I happen to fall into the first camp. After living through the ActiveX world, I tend to believe that the more security the Silverlight model is, the happier I am. Because at the end of the day, most people will press “Yes” to any question if there is some reward (a casual game, a naked picture of a celebrity, free software, etc.) I want Silverlight to protect those people from themselves because when they get bitten and someone downloads their Quicken file and does dasterly things with it, Silverlight and Microsoft will be blamed. That hurts those of us with the technology.
The other problem with the power of full-trust is that means that one day i’ll have to write this code:
switch (Platform)
{
case Platform.Windows:
// ...
break;
case Platform.Mac:
// ...
break;
}
Once I write this code, the game is over. Isolation from the operating system is one of the benefits here. Sure it does mean “Write One…Debug Everywhere” but at least we won’t be developing with the platform in mind.
Finally: “With much power is much responsibility.” But I think we’ve learned that no one can be trusted with that power. That’s why iPhone and XBox Live have certification of applications. Developers and script kiddies are the bad guys and if the platform is to be trusted, it has to be circumspect.
But what about the people who want some power that doesn’t sound to dangerous (mostly cross-domain access)? I’d argue that this is a problem with the services mostly. If Microsoft decided to remove this limitation, I wouldn’t be terribly upset (as this causes problems consuming Azure services for Silverlight too), but I still don’t think its the right fix. I may be generalizing but it seems that the only people really upset about this are writing Twitter clients (since Twitter specifically forbids web clients from accessing the API).
Caleb Jenkins’ argumet that the whole cross-domain policy is a hacked protection that Flash came up with and that Microsoft is perpetuating is a compelling argument. I hear from people from time to time that the security isn’t useful as its too easy to avoid by proxying through the server. Why yes, you can do it by proxying to the server but that’s the point.
I explain it to my students this way: The reason for the cross domain security is to prevent untraceable code from executing their API. Why is it untraceable? Because when you write client code (JavaScript in a page, Silverlight, Flash, Java Applets, etc.) that runs in a browser (which means that the code didn’t originate with the user’s machine), the API owner can’t trace the code.
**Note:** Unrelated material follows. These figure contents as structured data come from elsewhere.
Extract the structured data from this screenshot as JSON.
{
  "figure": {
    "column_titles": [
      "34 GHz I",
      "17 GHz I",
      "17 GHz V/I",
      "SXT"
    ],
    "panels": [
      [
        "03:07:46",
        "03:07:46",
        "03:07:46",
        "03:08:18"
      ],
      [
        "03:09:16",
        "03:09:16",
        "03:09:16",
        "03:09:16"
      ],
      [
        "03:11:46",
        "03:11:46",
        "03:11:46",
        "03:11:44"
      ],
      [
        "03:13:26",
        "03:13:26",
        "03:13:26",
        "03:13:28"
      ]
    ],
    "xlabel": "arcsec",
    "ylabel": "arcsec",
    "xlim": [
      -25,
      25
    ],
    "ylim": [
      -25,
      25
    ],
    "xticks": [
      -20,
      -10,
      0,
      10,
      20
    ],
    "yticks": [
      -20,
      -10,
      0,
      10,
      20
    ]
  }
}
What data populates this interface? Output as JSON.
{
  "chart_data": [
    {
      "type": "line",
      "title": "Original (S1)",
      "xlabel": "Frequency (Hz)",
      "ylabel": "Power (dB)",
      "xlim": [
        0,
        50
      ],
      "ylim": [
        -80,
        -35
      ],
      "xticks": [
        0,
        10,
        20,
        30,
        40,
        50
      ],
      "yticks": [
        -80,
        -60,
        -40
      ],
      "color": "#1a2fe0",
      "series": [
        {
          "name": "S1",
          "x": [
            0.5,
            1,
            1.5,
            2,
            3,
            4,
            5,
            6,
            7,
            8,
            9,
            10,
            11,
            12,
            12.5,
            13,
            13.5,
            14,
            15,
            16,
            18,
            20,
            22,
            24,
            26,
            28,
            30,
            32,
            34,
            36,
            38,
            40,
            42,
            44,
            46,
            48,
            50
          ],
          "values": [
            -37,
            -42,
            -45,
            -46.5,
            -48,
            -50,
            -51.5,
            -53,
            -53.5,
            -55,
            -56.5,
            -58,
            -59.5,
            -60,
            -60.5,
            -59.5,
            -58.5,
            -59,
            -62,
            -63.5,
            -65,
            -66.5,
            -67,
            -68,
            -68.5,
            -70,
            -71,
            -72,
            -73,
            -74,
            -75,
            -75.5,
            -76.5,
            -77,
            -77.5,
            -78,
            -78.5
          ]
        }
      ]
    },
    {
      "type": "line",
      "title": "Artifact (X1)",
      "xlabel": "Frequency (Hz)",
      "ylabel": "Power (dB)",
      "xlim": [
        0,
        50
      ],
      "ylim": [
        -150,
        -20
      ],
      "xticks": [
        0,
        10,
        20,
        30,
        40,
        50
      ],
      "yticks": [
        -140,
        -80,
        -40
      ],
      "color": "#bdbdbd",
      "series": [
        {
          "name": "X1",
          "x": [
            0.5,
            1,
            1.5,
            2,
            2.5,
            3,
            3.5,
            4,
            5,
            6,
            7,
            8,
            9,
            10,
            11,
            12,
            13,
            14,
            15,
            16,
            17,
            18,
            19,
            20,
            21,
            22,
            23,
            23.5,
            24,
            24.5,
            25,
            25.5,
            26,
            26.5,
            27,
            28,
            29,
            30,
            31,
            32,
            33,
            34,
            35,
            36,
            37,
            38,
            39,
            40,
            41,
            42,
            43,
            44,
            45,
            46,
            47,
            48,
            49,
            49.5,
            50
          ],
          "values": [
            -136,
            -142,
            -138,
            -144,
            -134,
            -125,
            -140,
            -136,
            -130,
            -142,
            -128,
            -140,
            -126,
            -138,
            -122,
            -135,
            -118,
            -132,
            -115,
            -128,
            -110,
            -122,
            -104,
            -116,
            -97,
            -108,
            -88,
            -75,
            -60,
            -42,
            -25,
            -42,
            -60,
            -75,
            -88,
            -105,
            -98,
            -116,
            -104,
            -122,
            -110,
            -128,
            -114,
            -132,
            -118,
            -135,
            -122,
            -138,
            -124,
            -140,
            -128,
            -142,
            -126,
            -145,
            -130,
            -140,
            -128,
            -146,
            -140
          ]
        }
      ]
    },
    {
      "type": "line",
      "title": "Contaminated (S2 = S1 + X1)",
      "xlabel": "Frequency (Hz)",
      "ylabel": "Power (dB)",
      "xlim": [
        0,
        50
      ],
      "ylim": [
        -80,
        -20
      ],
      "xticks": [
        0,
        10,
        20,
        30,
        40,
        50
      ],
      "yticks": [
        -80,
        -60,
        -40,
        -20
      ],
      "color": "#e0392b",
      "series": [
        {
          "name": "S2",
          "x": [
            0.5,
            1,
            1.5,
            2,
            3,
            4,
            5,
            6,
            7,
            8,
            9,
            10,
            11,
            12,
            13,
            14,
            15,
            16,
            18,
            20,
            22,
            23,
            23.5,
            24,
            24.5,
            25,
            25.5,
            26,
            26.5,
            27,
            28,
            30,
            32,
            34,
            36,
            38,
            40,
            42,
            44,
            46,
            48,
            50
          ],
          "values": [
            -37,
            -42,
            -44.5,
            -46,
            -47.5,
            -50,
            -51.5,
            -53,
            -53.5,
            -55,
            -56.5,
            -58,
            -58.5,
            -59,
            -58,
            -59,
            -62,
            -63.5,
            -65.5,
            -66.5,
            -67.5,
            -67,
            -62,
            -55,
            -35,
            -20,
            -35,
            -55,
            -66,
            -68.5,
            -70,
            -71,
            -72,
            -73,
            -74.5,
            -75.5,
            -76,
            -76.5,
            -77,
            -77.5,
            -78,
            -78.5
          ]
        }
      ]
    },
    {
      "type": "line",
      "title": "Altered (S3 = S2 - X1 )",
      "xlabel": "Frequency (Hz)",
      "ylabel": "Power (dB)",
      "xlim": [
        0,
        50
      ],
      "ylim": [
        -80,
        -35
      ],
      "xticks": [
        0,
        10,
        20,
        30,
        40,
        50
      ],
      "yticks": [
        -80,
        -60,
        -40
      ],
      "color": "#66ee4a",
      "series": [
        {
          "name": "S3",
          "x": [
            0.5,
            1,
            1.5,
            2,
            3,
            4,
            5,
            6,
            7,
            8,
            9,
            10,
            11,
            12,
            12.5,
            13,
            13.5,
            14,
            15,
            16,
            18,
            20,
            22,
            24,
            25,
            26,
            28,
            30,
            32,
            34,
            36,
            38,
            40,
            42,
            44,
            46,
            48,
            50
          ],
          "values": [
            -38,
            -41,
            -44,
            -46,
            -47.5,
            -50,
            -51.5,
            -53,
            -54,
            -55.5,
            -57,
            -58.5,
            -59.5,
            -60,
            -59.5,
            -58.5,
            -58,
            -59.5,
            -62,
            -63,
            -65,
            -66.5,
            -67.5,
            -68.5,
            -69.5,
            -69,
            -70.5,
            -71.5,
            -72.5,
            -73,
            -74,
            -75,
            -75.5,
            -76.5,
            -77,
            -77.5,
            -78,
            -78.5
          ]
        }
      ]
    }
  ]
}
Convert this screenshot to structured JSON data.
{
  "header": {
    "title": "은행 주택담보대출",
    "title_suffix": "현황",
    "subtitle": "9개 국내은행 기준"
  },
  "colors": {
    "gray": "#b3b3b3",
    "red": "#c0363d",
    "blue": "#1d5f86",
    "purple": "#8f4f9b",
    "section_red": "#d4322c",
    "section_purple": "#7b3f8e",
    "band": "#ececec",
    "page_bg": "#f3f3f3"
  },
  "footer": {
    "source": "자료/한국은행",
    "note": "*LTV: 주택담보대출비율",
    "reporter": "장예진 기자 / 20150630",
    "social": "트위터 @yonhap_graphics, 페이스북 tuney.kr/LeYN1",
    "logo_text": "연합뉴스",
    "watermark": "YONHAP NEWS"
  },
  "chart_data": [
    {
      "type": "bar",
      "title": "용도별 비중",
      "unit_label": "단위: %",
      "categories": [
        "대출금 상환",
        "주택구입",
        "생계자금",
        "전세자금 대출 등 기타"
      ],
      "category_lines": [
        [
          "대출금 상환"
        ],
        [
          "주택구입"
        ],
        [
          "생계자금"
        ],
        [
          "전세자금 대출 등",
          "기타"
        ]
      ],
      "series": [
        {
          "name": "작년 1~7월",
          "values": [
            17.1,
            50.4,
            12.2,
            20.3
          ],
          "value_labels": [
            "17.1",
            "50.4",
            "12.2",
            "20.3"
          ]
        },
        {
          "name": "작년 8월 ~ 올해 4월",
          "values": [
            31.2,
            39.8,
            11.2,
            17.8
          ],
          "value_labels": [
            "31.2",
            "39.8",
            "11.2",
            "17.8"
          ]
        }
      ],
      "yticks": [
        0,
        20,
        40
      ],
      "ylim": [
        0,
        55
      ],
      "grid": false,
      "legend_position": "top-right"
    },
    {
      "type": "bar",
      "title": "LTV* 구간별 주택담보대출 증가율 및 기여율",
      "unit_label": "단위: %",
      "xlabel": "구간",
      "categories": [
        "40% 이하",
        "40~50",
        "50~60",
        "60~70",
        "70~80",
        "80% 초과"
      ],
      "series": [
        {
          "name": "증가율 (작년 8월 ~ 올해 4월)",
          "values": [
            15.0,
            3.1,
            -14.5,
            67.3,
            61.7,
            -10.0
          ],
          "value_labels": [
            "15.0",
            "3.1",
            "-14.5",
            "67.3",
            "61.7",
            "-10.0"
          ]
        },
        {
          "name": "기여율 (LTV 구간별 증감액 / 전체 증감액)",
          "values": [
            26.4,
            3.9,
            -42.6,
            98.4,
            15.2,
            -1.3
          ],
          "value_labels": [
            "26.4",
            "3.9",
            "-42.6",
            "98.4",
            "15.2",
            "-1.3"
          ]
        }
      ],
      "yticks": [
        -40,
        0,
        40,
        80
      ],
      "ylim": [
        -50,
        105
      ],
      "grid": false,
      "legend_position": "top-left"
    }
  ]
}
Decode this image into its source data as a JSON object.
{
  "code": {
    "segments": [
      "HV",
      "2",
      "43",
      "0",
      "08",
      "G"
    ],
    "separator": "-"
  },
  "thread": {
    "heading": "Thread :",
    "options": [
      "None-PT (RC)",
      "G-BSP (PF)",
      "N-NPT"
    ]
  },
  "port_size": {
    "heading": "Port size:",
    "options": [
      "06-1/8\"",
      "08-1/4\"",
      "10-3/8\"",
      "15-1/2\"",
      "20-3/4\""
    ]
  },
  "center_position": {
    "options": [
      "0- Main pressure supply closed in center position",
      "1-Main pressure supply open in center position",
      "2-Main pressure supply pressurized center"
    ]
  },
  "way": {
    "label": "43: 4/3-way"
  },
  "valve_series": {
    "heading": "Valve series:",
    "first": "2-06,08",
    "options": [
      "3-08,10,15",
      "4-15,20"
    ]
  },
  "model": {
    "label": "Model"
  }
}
My mother loves any casual game anyone promises her…she had nine IE toolbars to prove it. So when someone write a Silverlight application that promises a game, and my mother presses “Yes” and then they pound a server looking for holes, they can trace it back to my mother and that’s about it. When you get around the limitation by proxying it to your server, then they can trace it to you…the code running on your server. That’s why I believe cross domain security works.
So, yes I like the sandbox even if that means that Air continues to flourish.
But what about WPF? Let’s look into the future and imagine a WPF 4/Silverlight 4 world where they are pretty close to each other. Then a development of an Air competitor to allow you to run your WPF apps cross operating system with full-trust makes sense. But it would require an install to make sure that the user knows that’s what is happening. I’d be ok with that. But trying to shoe-horn it into OOB I think is a misake.